Almost?  Yes, there is dissent among moderate Muslims against Islamic governments such as the Ayatollah’s Iran and the House of Saud.  But radical Islamists use religion in much the same way the American politicians use it – to gain support while working against the interests of everyday people in the here and now.  If peace and stability and prosperity are what one wants, the answers do not lie in religious fundamentalism.  However if one wants to go to heaven or paradise, religious fundamentalism is exactly what one wants: The irrational want paradise.

This kind of understanding and analysis is not the strong point of the Bush Administration.  In fact, such analysis is eschewed to this day.  Instead simplistic answers are sought and if they’re not found, they’re created.

If the US does not behave as if it understands the problem, the chances of solving the problem decrease.  Muslims logically see support of non-democratic tyrannies as hypocritical.  They are correct in this view.  They see one-sided support of Israel over the interests of everyday Palestinians as an example of bias, and they’re probably correct again.  The lives of ordinary Palestinians are as important as anyone else’s lives.

But the final piece of the puzzle, overlooked or unstated even in the Pentagon report cited here is religious bigotry.  It’s not as if religious fundamentalists have a vision of freedom and democracy in their minds.  No, they seek the tyranny of their vision of God, one that usually hates women and infidels, and cannot compromise.  Any strategy that does not seek to promote the moderate voices of Islam, or foster an Islam Reformation or better yet, Enlightenment, will not do well.

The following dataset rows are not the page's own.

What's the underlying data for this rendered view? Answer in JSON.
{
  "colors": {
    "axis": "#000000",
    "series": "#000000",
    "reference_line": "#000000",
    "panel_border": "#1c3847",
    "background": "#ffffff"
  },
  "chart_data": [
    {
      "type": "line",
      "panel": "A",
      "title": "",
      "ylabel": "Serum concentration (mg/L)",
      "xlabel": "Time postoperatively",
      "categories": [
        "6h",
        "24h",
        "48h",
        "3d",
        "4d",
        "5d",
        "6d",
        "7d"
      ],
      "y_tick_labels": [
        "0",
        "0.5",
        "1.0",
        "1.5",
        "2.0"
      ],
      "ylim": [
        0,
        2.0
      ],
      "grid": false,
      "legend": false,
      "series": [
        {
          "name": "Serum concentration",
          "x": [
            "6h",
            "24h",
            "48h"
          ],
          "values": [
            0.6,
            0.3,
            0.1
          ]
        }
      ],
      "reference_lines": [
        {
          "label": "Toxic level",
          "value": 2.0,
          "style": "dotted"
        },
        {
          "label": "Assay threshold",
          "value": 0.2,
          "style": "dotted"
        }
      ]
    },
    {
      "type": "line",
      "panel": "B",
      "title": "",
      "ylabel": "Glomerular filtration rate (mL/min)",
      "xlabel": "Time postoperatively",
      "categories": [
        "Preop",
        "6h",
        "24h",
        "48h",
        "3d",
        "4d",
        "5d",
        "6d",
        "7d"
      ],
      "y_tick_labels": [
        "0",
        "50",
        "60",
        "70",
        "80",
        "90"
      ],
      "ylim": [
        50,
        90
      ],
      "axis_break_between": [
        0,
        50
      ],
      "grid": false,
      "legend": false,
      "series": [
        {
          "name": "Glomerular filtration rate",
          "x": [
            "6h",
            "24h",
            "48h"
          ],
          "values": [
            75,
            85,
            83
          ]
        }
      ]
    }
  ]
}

Ultimately it seems that the worst thing that the US could have done in the “War on Terror” was to attack a basically unarmed country, Iraq, when the option of continued inspections was still available.  Infidels (e.g.: the U.S.) are given absolutely no slack in such a situation.  Perhaps President Bush was able to explain his way out of it to the American Voting Public, but he has failed miserably in changing the hearts and minds of Muslims around the world, and his war of words with Iran is going similarly poorly – witness the reaction of Iran’s President at the UN recently.

Winning hearts and minds: what other goal is there in the so-called “War on Terror?”  Obviously, Bush is losing this “war.”